© JUNGE FREIHEIT Verlag GmbH & Co.  www.jungefreiheit.de    09/99 26. Februar 1999


Zitate

"Gäbe es heute noch die DDR, würde Mahler wahrscheinlich, wie einst sein Kollege Claus Croissant, in den Armen der ostdeutschen Staatsmacht landen. Nicht aus Liebe zum Sozialismus, sondern weil die DDR das deutschere Deutschland war, eine totalitäre Alternative zum weichgespülten Westen. Weil es diese Option nicht mehr gibt, muß er sich damit begnügen offene Briefe an Ignatz Bubis zu schreiben ("Sir, geben Sie Gedankenfreiheit!") und kanonische Erklärungen zu verfassen, in denen die Wiedervereinigung der Neuen Linken mit der Neuen Rechten vollzogen wird. Die deutsche Linke hat nicht nur die Helden, sie hat auch die Renegaten, die sie verdient."
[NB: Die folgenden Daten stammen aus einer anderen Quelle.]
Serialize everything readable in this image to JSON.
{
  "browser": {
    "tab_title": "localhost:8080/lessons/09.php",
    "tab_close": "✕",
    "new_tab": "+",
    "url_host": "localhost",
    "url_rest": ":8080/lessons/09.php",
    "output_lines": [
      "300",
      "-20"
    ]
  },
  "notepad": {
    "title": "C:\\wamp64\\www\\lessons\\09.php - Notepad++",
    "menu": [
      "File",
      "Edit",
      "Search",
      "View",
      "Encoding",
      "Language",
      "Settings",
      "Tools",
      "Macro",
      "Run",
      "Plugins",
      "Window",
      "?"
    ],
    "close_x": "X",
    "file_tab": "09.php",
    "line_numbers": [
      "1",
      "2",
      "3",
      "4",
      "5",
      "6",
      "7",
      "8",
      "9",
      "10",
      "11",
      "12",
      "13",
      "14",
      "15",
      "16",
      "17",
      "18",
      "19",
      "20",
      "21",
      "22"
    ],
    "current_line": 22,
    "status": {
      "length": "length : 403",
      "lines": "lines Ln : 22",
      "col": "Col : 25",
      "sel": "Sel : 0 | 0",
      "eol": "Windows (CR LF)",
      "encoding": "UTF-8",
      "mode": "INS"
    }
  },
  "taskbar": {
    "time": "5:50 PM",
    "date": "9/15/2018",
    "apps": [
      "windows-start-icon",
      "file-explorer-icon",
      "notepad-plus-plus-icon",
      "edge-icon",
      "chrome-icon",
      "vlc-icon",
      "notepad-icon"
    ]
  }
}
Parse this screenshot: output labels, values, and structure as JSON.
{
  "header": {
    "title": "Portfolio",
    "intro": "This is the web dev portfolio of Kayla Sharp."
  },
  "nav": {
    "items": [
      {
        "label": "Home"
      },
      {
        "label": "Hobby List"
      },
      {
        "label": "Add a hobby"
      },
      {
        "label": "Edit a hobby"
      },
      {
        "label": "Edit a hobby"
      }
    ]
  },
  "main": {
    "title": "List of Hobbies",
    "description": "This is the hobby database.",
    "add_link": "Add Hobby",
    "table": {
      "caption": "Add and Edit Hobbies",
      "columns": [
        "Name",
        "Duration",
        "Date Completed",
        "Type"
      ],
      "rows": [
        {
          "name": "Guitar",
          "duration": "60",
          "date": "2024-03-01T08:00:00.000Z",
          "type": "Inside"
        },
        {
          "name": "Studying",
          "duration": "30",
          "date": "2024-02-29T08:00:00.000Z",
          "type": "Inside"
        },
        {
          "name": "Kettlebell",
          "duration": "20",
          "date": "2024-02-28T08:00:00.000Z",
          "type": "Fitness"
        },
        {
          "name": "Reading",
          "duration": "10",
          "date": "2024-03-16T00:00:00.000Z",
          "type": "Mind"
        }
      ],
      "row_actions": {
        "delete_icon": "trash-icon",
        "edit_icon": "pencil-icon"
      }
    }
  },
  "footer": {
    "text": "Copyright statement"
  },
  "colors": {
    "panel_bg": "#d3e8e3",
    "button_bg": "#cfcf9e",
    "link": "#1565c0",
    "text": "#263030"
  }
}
Henryk M. Broder im "Spiegel" vom 22. Februar 1999

 

 

"Der Auftritt des Bundeskanzlers weckte Hoffnungen. Als zwölf deutsche Konzerne Anfang vergangener Woche ankündigten, noch lebende Zwangsarbeiter und Opfer der ’Arisierung‘ über einen Milliardenfonds zu entschädigen, schien die deutsche Wirtschaft einen Ausweg aus der NS-Verstrickung gefunden zu haben. Doch die Enttäuschung kam postwendend. Die von Industrie- und Bankenkapitänen ’aus moralischer Verpflichtung‘ angebotenen zwei bis drei Milliarden Mark betrachten die Kläger nur als ’Peanuts‘. Der Münchener Anwalt Michael Witti, der zusammen mit seinem gefürchteten New Yorker Kollegen Edward Fagan vor deutschen Bankentürmen offensichtlich Druck gemacht hatte, rechnet mit einer ’Summe in zweistelliger Milliardehöhe‘. Das von der Regierung präsentierte Angebot nennt er lediglich ’einen ersten Schritt‘. Das Geld will er vor gericht erstreiten – ’in einem Vergleich‘. Nur so lasse sich der Rechtsfrieden herstellen."

Thomas Zorn im "Focus" vom 22. Februar 1999

 

 

"Es wird zwar die ungerechte Lastenverteilung in der EU beklagt – Deutschland ist ja auch der größte Nettozahler der Union –, aber bei den bisherigen Vorschlägen zur Agenda 2000 werden nur die Agrarausgaben heruntergebracht. Gerade der deutsche Finanzminister Oskar Lafontaine hat doch anerkannt, daß es auch bei der Globalisierung gewisse Mindeststandards geben muß. Die europäische Landwirtschaft hat hohe Standards beim Umweltschutz, sie hat hohe Auflagen beim Tierschutz und höhere Arbeitskosten als anderswo. das muß sich in den Preisen niederschlagen. da können sie nicht bei Milch, Getreide und Rindfleisch die Zahlungen um 15 bis 30 Prozent reduzieren, wie es die EU-Kommission vorsieht."

Gerd Sonnleitner, Präsident des Bauernverbandes, in einem Interview mit der "taz" am 22. Februar 1999

 

 

"Die Art der Kurdenproteste (...) läßt die israelische Behauptung, man haben in Notwehr gehandelt, wenig glaubwürdig erscheinen (...) die völlige Aufdeckung eines amerikanisch-türkisch-israelischen Geheimdienstkomplotts werden die genannten Dienste zu verhindern wissen. Dahingegen ist es aktenkundig, daß die US-Außenministerin höchstpersönlich die diplomatische Offensive gegen die PKK anführte und damit eine gnadenlose Treibjagd eröffnete, aus der es für Öcalan kein Entrinnen gab. Damit hat sich Albright die türkische Staatsdoktrin zu eigen gemacht, derzufolge der Kampf der Kurden um Autonomie als terroristisches Verbrechen gilt, woraus der Anspruch abgeleitet wird, das kurdische Problem einer "Endlösung" zuzuführen, wie sich Ex-Ministerpräsidentin Ciller auszudrücken beliebte. Die Europäische Union (...) hat immer mal wieder die Einhaltung der Menschenrechte (...) in Kleinasien angemahnt."